Ma la riflessione religiosa e la vicenda umana dei monaci prendono il sopravvento quando sulla comunità si affaccia minaccioso lo spettro dell’integralismo islamico. La quiete della comunità comincia allora ad essere scossa dai primi fatti di sangue. La situazione precipita quando i croati che lavorano in un vicino cantiere vengono trucidati dagli integralisti. La sicurezza dei monaci è ora a repentaglio. Bisogna prendere una decisione: andarsene o rimanere. È qui che interviene una fase di acuto tormento nel gruppo di monaci, dapprima spaccato sulla possibilità di restare o
partire, quindi compatto nel voler continuare la propria missione al convento: a che servirebbe la religione se dovesse indietreggiare di fronte alle armi? Inoltre, la vera missione di chi ha già donato la propria vita a Dio non può certo essere quella di preservarla con la fuga.
Il destino inesorabile è però dietro l’angolo. Il ritorno di un confratello dalla Francia, che porta con sé ostie, una lettera e del formaggio, segna un effimero momento di speranza, dietro il quale si nasconde un timore che diventa sempre più consapevolezza dell’ineluttabile risvolto tragico. Così, anche gli attimi di serenità regalati dalla presenza di due bottiglie di vino e da un brano di musica inserito nel mangianastri per la cena lasciano l’amaro in bocca e ci mostrano, in un susseguirsi di primissimi piani che si soffermano sui volti e sugli sguardi smarriti dei monaci, la trasformazione della gioia in dolore, della speranza in sgomento. Non a caso, la musica è Il lago dei cigni di Tchaikovsky, che se da un lato rievoca un’ancestrale idea di focolare domestico per il richiamo alla tradizione musicale ed alla cultura occidentale, dall’altro appare presagio di morte. Uomini di Dio è un film parlato, dove i dialoghi e i monologhi contano: ricostruiscono dubbi e angosce dei protagonisti, scandiscono delicati passaggi interiori e fanno da chiusa alle riflessioni finali dei monaci ormai prigionieri dei loro carnefici: ad uccidere non è la comunità musulmana, non è la religione islamica, ma uno sparuto drappello di integralisti che ha travisato l’essenza stessa del Corano.

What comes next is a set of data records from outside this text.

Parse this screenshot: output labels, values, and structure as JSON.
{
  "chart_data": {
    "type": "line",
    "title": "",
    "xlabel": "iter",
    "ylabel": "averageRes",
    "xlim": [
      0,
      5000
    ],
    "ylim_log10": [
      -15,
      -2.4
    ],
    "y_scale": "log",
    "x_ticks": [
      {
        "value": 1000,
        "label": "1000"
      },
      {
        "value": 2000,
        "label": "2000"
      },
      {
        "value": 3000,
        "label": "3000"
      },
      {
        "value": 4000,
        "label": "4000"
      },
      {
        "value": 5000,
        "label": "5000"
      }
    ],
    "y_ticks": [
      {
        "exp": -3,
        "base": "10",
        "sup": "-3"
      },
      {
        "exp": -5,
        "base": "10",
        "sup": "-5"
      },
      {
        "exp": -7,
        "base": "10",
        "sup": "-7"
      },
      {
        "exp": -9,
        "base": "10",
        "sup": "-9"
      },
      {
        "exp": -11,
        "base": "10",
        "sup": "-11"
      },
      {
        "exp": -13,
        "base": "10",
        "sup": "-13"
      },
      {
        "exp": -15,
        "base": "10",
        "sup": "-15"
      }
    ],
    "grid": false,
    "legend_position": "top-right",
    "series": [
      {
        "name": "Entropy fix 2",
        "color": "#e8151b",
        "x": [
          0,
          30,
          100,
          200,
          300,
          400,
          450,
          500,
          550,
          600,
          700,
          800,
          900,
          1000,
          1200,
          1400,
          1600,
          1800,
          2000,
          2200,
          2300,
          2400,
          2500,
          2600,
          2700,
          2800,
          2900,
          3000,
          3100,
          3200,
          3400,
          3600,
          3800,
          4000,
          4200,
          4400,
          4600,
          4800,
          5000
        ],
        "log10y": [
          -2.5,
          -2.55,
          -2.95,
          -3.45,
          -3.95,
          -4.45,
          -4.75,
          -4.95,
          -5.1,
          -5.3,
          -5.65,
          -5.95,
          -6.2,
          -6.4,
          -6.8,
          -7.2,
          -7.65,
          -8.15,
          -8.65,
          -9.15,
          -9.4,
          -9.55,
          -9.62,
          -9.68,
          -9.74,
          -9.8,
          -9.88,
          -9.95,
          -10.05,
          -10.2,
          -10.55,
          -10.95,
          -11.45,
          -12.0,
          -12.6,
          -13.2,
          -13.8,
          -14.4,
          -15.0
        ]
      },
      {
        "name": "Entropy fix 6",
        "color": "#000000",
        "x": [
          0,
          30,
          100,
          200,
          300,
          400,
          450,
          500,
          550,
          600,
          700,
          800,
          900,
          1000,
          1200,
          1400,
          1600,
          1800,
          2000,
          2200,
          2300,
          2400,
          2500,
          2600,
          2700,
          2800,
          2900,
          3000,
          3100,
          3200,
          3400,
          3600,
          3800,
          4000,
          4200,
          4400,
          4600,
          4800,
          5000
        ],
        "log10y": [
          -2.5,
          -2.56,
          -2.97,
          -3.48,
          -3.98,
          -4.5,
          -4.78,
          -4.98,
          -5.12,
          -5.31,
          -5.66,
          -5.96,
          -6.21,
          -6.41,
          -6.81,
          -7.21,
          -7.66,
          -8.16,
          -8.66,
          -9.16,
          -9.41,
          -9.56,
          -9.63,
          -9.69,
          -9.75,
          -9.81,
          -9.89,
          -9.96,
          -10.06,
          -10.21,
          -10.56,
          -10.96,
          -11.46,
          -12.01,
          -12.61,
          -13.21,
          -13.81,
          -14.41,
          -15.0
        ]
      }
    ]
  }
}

Merita, da ultimo, di esser ricordata l’inquadratura in cui i monaci vengono sospinti verso il martirio; una sorta di via della croce, di cammino alla volta del Golgota che vede la colonna di monaci ed integralisti allontanarsi nella neve perdendosi nella nebbia dell’orizzonte in una naturale dissolvenza.
Presentato in concorso a Cannes 2010 (Gran Prix du Jury), è tratto da un fatto di cronaca avvenuto in Algeria nella seconda metà degli anni ’90.